VC: What is it about girlhood and womanhood that intrigues you? 

BS: I find the whole process of who you were as a child, a teen and then an adult woman very interesting. It’s like you have yourself as a child, you lose it to insecurity in puberty, and then you blossom. I also like that sometimes, it can be the exact opposite for another person. I get frustrated and interested by the fact that, when women are written about or depicted, it’s a lot about falling in love. That’s something that I’ve been thinking about a lot. Women haven’t had the easiest time being able to just be (I know men have different struggles in this area as well), be good at something, love their life and do that without having this subconscious paranoia of 'well this doesn’t mean anything if I don’t have a husband or successful partnership or marriage.' It’s weird how much it is ingrained in us, even though we hear this complaint all the time and it sounds very clichéd and annoying, but it’s something we girls carry with us!

VC: Tell me a bit about the clothes, and how the overall aesthetic and mood of Chanel influenced the film?

BS: Chanel has always been at the centre of what I really love about fashion. As a child I was always drawn to French things, even though I’m not French. I’m a mix of a million different things. I changed my name at three years old from Victoria to Belle after seeing Beauty and The Beast. I was always incredibly intense, quiet and boyish as a child.

On reflection, not only do I adore the clothes and visuals Chanel creates, at the heart of the brand as well is the French Woman, the strength. As stupid as it sounds, the Disney movie kind of showed this girl who was smart, unique and driven and that was just someone I wanted to be like. Chanel is timeless, tomboy, femme, and strong. It’s everything I love, hope to be and maybe have always had in me. 

VC: I know you’ve lived in a variety of places during your life – Los Angeles, New York, London, Singapore and Finland. How has this influenced your view of the world and the films that you make?

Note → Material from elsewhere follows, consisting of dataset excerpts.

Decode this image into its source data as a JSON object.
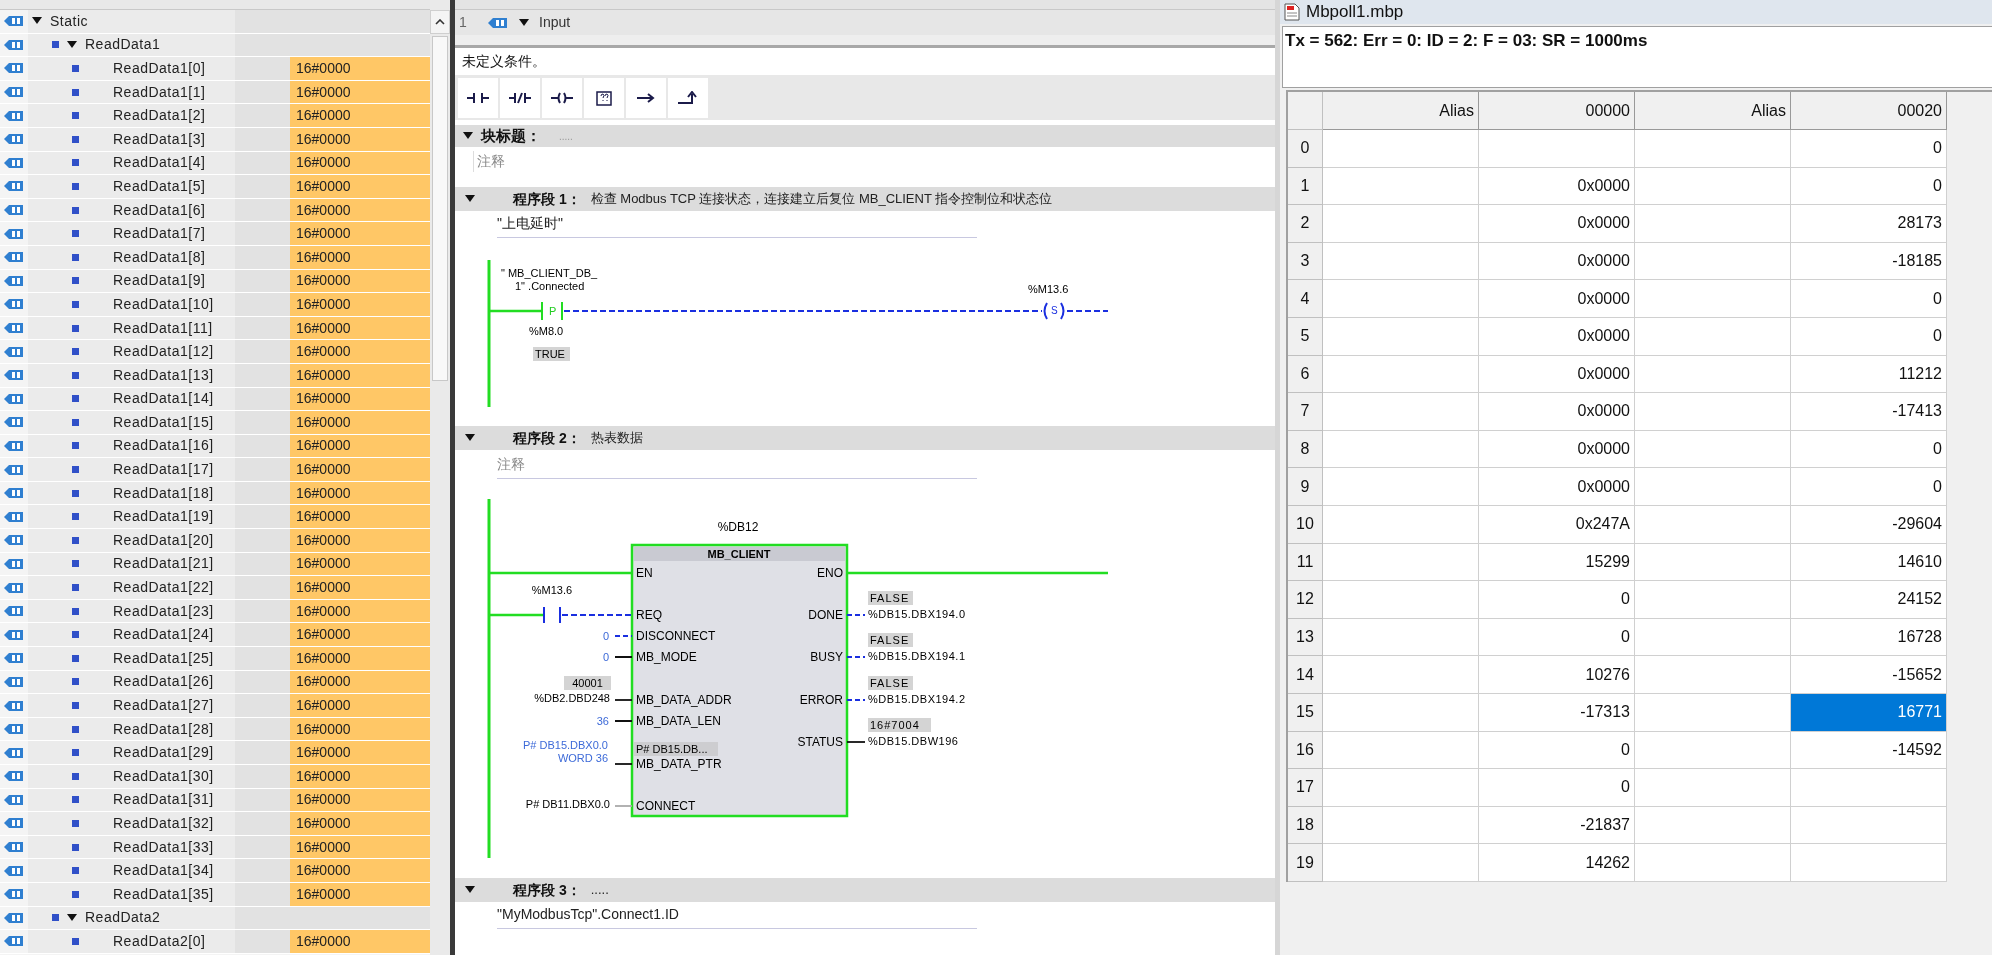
{
  "variables_panel": {
    "tree": [
      {
        "name": "Static",
        "expanded": true,
        "children": [
          {
            "name": "ReadData1",
            "expanded": true,
            "children": [
              {
                "name": "ReadData1[0]",
                "value": "16#0000"
              },
              {
                "name": "ReadData1[1]",
                "value": "16#0000"
              },
              {
                "name": "ReadData1[2]",
                "value": "16#0000"
              },
              {
                "name": "ReadData1[3]",
                "value": "16#0000"
              },
              {
                "name": "ReadData1[4]",
                "value": "16#0000"
              },
              {
                "name": "ReadData1[5]",
                "value": "16#0000"
              },
              {
                "name": "ReadData1[6]",
                "value": "16#0000"
              },
              {
                "name": "ReadData1[7]",
                "value": "16#0000"
              },
              {
                "name": "ReadData1[8]",
                "value": "16#0000"
              },
              {
                "name": "ReadData1[9]",
                "value": "16#0000"
              },
              {
                "name": "ReadData1[10]",
                "value": "16#0000"
              },
              {
                "name": "ReadData1[11]",
                "value": "16#0000"
              },
              {
                "name": "ReadData1[12]",
                "value": "16#0000"
              },
              {
                "name": "ReadData1[13]",
                "value": "16#0000"
              },
              {
                "name": "ReadData1[14]",
                "value": "16#0000"
              },
              {
                "name": "ReadData1[15]",
                "value": "16#0000"
              },
              {
                "name": "ReadData1[16]",
                "value": "16#0000"
              },
              {
                "name": "ReadData1[17]",
                "value": "16#0000"
              },
              {
                "name": "ReadData1[18]",
                "value": "16#0000"
              },
              {
                "name": "ReadData1[19]",
                "value": "16#0000"
              },
              {
                "name": "ReadData1[20]",
                "value": "16#0000"
              },
              {
                "name": "ReadData1[21]",
                "value": "16#0000"
              },
              {
                "name": "ReadData1[22]",
                "value": "16#0000"
              },
              {
                "name": "ReadData1[23]",
                "value": "16#0000"
              },
              {
                "name": "ReadData1[24]",
                "value": "16#0000"
              },
              {
                "name": "ReadData1[25]",
                "value": "16#0000"
              },
              {
                "name": "ReadData1[26]",
                "value": "16#0000"
              },
              {
                "name": "ReadData1[27]",
                "value": "16#0000"
              },
              {
                "name": "ReadData1[28]",
                "value": "16#0000"
              },
              {
                "name": "ReadData1[29]",
                "value": "16#0000"
              },
              {
                "name": "ReadData1[30]",
                "value": "16#0000"
              },
              {
                "name": "ReadData1[31]",
                "value": "16#0000"
              },
              {
                "name": "ReadData1[32]",
                "value": "16#0000"
              },
              {
                "name": "ReadData1[33]",
                "value": "16#0000"
              },
              {
                "name": "ReadData1[34]",
                "value": "16#0000"
              },
              {
                "name": "ReadData1[35]",
                "value": "16#0000"
              }
            ]
          },
          {
            "name": "ReadData2",
            "expanded": true,
            "children": [
              {
                "name": "ReadData2[0]",
                "value": "16#0000"
              }
            ]
          }
        ]
      }
    ]
  },
  "interface_table": {
    "rows": [
      {
        "number": "1",
        "name": "Input",
        "expanded": true
      }
    ]
  },
  "editor": {
    "condition_text": "未定义条件。",
    "block_title": {
      "label": "块标题：",
      "placeholder": ".....",
      "expanded": true
    },
    "block_comment": "注释",
    "networks": [
      {
        "title": "程序段 1：",
        "expanded": true,
        "comment": "检查 Modbus TCP 连接状态，连接建立后复位 MB_CLIENT 指令控制位和状态位",
        "note": "\"上电延时\"",
        "ladder": {
          "contact_lines": [
            "\" MB_CLIENT_DB_",
            "1\" .Connected"
          ],
          "contact_type": "P",
          "contact_address": "%M8.0",
          "contact_monitor": "TRUE",
          "coil_type": "S",
          "coil_address": "%M13.6",
          "output_powered": false
        }
      },
      {
        "title": "程序段 2：",
        "expanded": true,
        "comment": "热表数据",
        "note": "注释",
        "block": {
          "instance": "%DB12",
          "name": "MB_CLIENT",
          "powered": true,
          "inputs": [
            {
              "pin": "EN",
              "kind": "power"
            },
            {
              "pin": "REQ",
              "kind": "contact",
              "operand": "%M13.6"
            },
            {
              "pin": "DISCONNECT",
              "kind": "constant",
              "operand": "0",
              "dashed": true
            },
            {
              "pin": "MB_MODE",
              "kind": "constant",
              "operand": "0",
              "dashed": false
            },
            {
              "pin": "MB_DATA_ADDR",
              "kind": "address",
              "operand": "%DB2.DBD248",
              "monitor": "40001"
            },
            {
              "pin": "MB_DATA_LEN",
              "kind": "constant",
              "operand": "36",
              "dashed": false
            },
            {
              "pin": "MB_DATA_PTR",
              "kind": "pointer",
              "operand_lines": [
                "P# DB15.DBX0.0",
                "WORD 36"
              ],
              "monitor": "P# DB15.DB..."
            },
            {
              "pin": "CONNECT",
              "kind": "parameter",
              "operand": "P# DB11.DBX0.0"
            }
          ],
          "outputs": [
            {
              "pin": "ENO",
              "kind": "power"
            },
            {
              "pin": "DONE",
              "kind": "bit",
              "operand": "%DB15.DBX194.0",
              "monitor": "FALSE"
            },
            {
              "pin": "BUSY",
              "kind": "bit",
              "operand": "%DB15.DBX194.1",
              "monitor": "FALSE"
            },
            {
              "pin": "ERROR",
              "kind": "bit",
              "operand": "%DB15.DBX194.2",
              "monitor": "FALSE"
            },
            {
              "pin": "STATUS",
              "kind": "word",
              "operand": "%DB15.DBW196",
              "monitor": "16#7004"
            }
          ]
        }
      },
      {
        "title": "程序段 3：",
        "expanded": true,
        "comment": ".....",
        "note": "\"MyModbusTcp\".Connect1.ID"
      }
    ]
  },
  "mbpoll": {
    "title": "Mbpoll1.mbp",
    "status": "Tx = 562: Err = 0: ID = 2: F = 03: SR = 1000ms",
    "columns": [
      "Alias",
      "00000",
      "Alias",
      "00020"
    ],
    "rows": [
      {
        "index": "0",
        "value_2": "0",
        "selected": false
      },
      {
        "index": "1",
        "value_1": "0x0000",
        "value_2": "0",
        "selected": false
      },
      {
        "index": "2",
        "value_1": "0x0000",
        "value_2": "28173",
        "selected": false
      },
      {
        "index": "3",
        "value_1": "0x0000",
        "value_2": "-18185",
        "selected": false
      },
      {
        "index": "4",
        "value_1": "0x0000",
        "value_2": "0",
        "selected": false
      },
      {
        "index": "5",
        "value_1": "0x0000",
        "value_2": "0",
        "selected": false
      },
      {
        "index": "6",
        "value_1": "0x0000",
        "value_2": "11212",
        "selected": false
      },
      {
        "index": "7",
        "value_1": "0x0000",
        "value_2": "-17413",
        "selected": false
      },
      {
        "index": "8",
        "value_1": "0x0000",
        "value_2": "0",
        "selected": false
      },
      {
        "index": "9",
        "value_1": "0x0000",
        "value_2": "0",
        "selected": false
      },
      {
        "index": "10",
        "value_1": "0x247A",
        "value_2": "-29604",
        "selected": false
      },
      {
        "index": "11",
        "value_1": "15299",
        "value_2": "14610",
        "selected": false
      },
      {
        "index": "12",
        "value_1": "0",
        "value_2": "24152",
        "selected": false
      },
      {
        "index": "13",
        "value_1": "0",
        "value_2": "16728",
        "selected": false
      },
      {
        "index": "14",
        "value_1": "10276",
        "value_2": "-15652",
        "selected": false
      },
      {
        "index": "15",
        "value_1": "-17313",
        "value_2": "16771",
        "selected": true
      },
      {
        "index": "16",
        "value_1": "0",
        "value_2": "-14592",
        "selected": false
      },
      {
        "index": "17",
        "value_1": "0",
        "selected": false
      },
      {
        "index": "18",
        "value_1": "-21837",
        "selected": false
      },
      {
        "index": "19",
        "value_1": "14262",
        "selected": false
      }
    ]
  }
}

BS: Living in Finland and traveling through Europe really opened my eyes to fashion and art. As a kid I grew up in Illinois, and art wasn’t really on the streets and in the soul of that town like it was around Europe. I had no track record while living abroad, so exploring and feeling so small in this way helped me experiment more and realise that all the insecurity a small town can lend you is depressing and such a waste of time.

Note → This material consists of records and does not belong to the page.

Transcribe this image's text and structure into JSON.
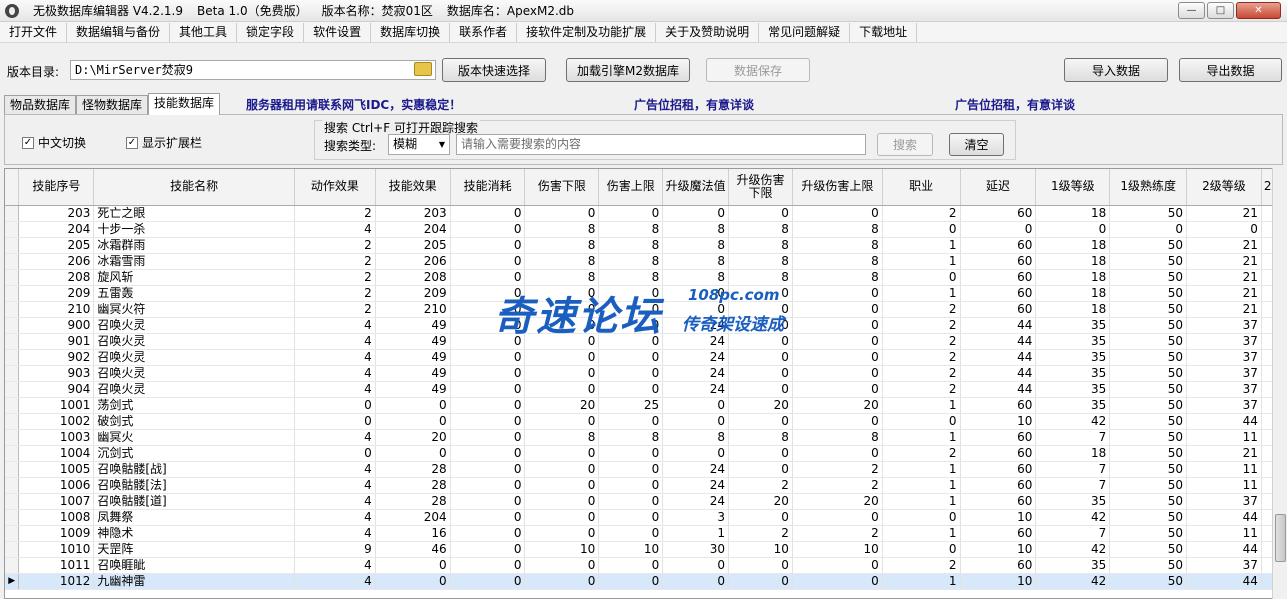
{
  "title": {
    "app": "无极数据库编辑器 V4.2.1.9",
    "beta": "Beta 1.0（免费版）",
    "version_name": "版本名称：焚寂01区",
    "db_name": "数据库名：ApexM2.db"
  },
  "window_buttons": {
    "minimize": "—",
    "maximize": "□",
    "close": "✕"
  },
  "menu": [
    "打开文件",
    "数据编辑与备份",
    "其他工具",
    "锁定字段",
    "软件设置",
    "数据库切换",
    "联系作者",
    "接软件定制及功能扩展",
    "关于及赞助说明",
    "常见问题解疑",
    "下载地址"
  ],
  "toolbar": {
    "dir_label": "版本目录:",
    "dir_value": "D:\\MirServer焚寂9",
    "quick_select": "版本快速选择",
    "load_engine": "加载引擎M2数据库",
    "save_data": "数据保存",
    "import": "导入数据",
    "export": "导出数据"
  },
  "tabs": [
    "物品数据库",
    "怪物数据库",
    "技能数据库"
  ],
  "ads": {
    "server": "服务器租用请联系网飞IDC，实惠稳定！",
    "ad1": "广告位招租，有意详谈",
    "ad2": "广告位招租，有意详谈"
  },
  "options": {
    "chinese_switch": "中文切换",
    "show_ext": "显示扩展栏"
  },
  "search": {
    "title": "搜索  Ctrl+F 可打开跟踪搜索",
    "type_label": "搜索类型:",
    "type_value": "模糊",
    "placeholder": "请输入需要搜索的内容",
    "search_btn": "搜索",
    "clear_btn": "清空"
  },
  "grid": {
    "columns": [
      "技能序号",
      "技能名称",
      "动作效果",
      "技能效果",
      "技能消耗",
      "伤害下限",
      "伤害上限",
      "升级魔法值",
      "升级伤害下限",
      "升级伤害上限",
      "职业",
      "延迟",
      "1级等级",
      "1级熟练度",
      "2级等级",
      "2"
    ],
    "rows": [
      [
        "203",
        "死亡之眼",
        "2",
        "203",
        "0",
        "0",
        "0",
        "0",
        "0",
        "0",
        "2",
        "60",
        "18",
        "50",
        "21"
      ],
      [
        "204",
        "十步一杀",
        "4",
        "204",
        "0",
        "8",
        "8",
        "8",
        "8",
        "8",
        "0",
        "0",
        "0",
        "0",
        "0"
      ],
      [
        "205",
        "冰霜群雨",
        "2",
        "205",
        "0",
        "8",
        "8",
        "8",
        "8",
        "8",
        "1",
        "60",
        "18",
        "50",
        "21"
      ],
      [
        "206",
        "冰霜雪雨",
        "2",
        "206",
        "0",
        "8",
        "8",
        "8",
        "8",
        "8",
        "1",
        "60",
        "18",
        "50",
        "21"
      ],
      [
        "208",
        "旋风斩",
        "2",
        "208",
        "0",
        "8",
        "8",
        "8",
        "8",
        "8",
        "0",
        "60",
        "18",
        "50",
        "21"
      ],
      [
        "209",
        "五雷轰",
        "2",
        "209",
        "0",
        "0",
        "0",
        "0",
        "0",
        "0",
        "1",
        "60",
        "18",
        "50",
        "21"
      ],
      [
        "210",
        "幽冥火符",
        "2",
        "210",
        "0",
        "0",
        "0",
        "0",
        "0",
        "0",
        "2",
        "60",
        "18",
        "50",
        "21"
      ],
      [
        "900",
        "召唤火灵",
        "4",
        "49",
        "0",
        "0",
        "0",
        "24",
        "0",
        "0",
        "2",
        "44",
        "35",
        "50",
        "37"
      ],
      [
        "901",
        "召唤火灵",
        "4",
        "49",
        "0",
        "0",
        "0",
        "24",
        "0",
        "0",
        "2",
        "44",
        "35",
        "50",
        "37"
      ],
      [
        "902",
        "召唤火灵",
        "4",
        "49",
        "0",
        "0",
        "0",
        "24",
        "0",
        "0",
        "2",
        "44",
        "35",
        "50",
        "37"
      ],
      [
        "903",
        "召唤火灵",
        "4",
        "49",
        "0",
        "0",
        "0",
        "24",
        "0",
        "0",
        "2",
        "44",
        "35",
        "50",
        "37"
      ],
      [
        "904",
        "召唤火灵",
        "4",
        "49",
        "0",
        "0",
        "0",
        "24",
        "0",
        "0",
        "2",
        "44",
        "35",
        "50",
        "37"
      ],
      [
        "1001",
        "荡剑式",
        "0",
        "0",
        "0",
        "20",
        "25",
        "0",
        "20",
        "20",
        "1",
        "60",
        "35",
        "50",
        "37"
      ],
      [
        "1002",
        "破剑式",
        "0",
        "0",
        "0",
        "0",
        "0",
        "0",
        "0",
        "0",
        "0",
        "10",
        "42",
        "50",
        "44"
      ],
      [
        "1003",
        "幽冥火",
        "4",
        "20",
        "0",
        "8",
        "8",
        "8",
        "8",
        "8",
        "1",
        "60",
        "7",
        "50",
        "11"
      ],
      [
        "1004",
        "沉剑式",
        "0",
        "0",
        "0",
        "0",
        "0",
        "0",
        "0",
        "0",
        "2",
        "60",
        "18",
        "50",
        "21"
      ],
      [
        "1005",
        "召唤骷髅[战]",
        "4",
        "28",
        "0",
        "0",
        "0",
        "24",
        "0",
        "2",
        "1",
        "60",
        "7",
        "50",
        "11"
      ],
      [
        "1006",
        "召唤骷髅[法]",
        "4",
        "28",
        "0",
        "0",
        "0",
        "24",
        "2",
        "2",
        "1",
        "60",
        "7",
        "50",
        "11"
      ],
      [
        "1007",
        "召唤骷髅[道]",
        "4",
        "28",
        "0",
        "0",
        "0",
        "24",
        "20",
        "20",
        "1",
        "60",
        "35",
        "50",
        "37"
      ],
      [
        "1008",
        "凤舞祭",
        "4",
        "204",
        "0",
        "0",
        "0",
        "3",
        "0",
        "0",
        "0",
        "10",
        "42",
        "50",
        "44"
      ],
      [
        "1009",
        "神隐术",
        "4",
        "16",
        "0",
        "0",
        "0",
        "1",
        "2",
        "2",
        "1",
        "60",
        "7",
        "50",
        "11"
      ],
      [
        "1010",
        "天罡阵",
        "9",
        "46",
        "0",
        "10",
        "10",
        "30",
        "10",
        "10",
        "0",
        "10",
        "42",
        "50",
        "44"
      ],
      [
        "1011",
        "召唤睚眦",
        "4",
        "0",
        "0",
        "0",
        "0",
        "0",
        "0",
        "0",
        "2",
        "60",
        "35",
        "50",
        "37"
      ],
      [
        "1012",
        "九幽神雷",
        "4",
        "0",
        "0",
        "0",
        "0",
        "0",
        "0",
        "0",
        "1",
        "10",
        "42",
        "50",
        "44"
      ]
    ],
    "selected_row": 23
  },
  "watermark": {
    "main": "奇速论坛",
    "url": "108pc.com",
    "sub": "传奇架设速成"
  }
}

Living in Singapore was impactful because there is such beauty and order there. I think about it all the time. Singapore is where I found my work ethic in school. I also had this weird fascination as a seven-year-old to learn Chinese when I was in Illinois. I spent a chunk of time 'trying' to read a copy of Gone With The Wind my parents had in Chinese. I got to learn a little bit in school there, which I found to be a really artistic and gruelling experience that kind of reminds me of filmmaking. I love it. It’s this weird pursuit of perfection that I find really exciting. Asia influenced me in that way. Hard work is really fun. I'm not too afraid of it… If I’m being optimistic. 

VC: What’s next for you as a filmmaker?

BS: I want to keep making fashion films, advertisements and little personal short films. Approaching narrative filmmaking in a way that feels good to me and tells a bit more of a story, but not in the way I feel like my parents or teachers would think – my own way. Little stories... maybe a collection of short stories.

All of my favourite movies centre around mental health and the individual, so I feel like that’s the world where I predict I’ll land. I want to explore more work on camera as well because that’s how I fell in love with film and filmmaking, being behind and in front of the camera at the same time. I have grown my love of directing and I want to explore that itch I have to work in front of the camera in a way that feels authentic to me (because I am not a trained actor).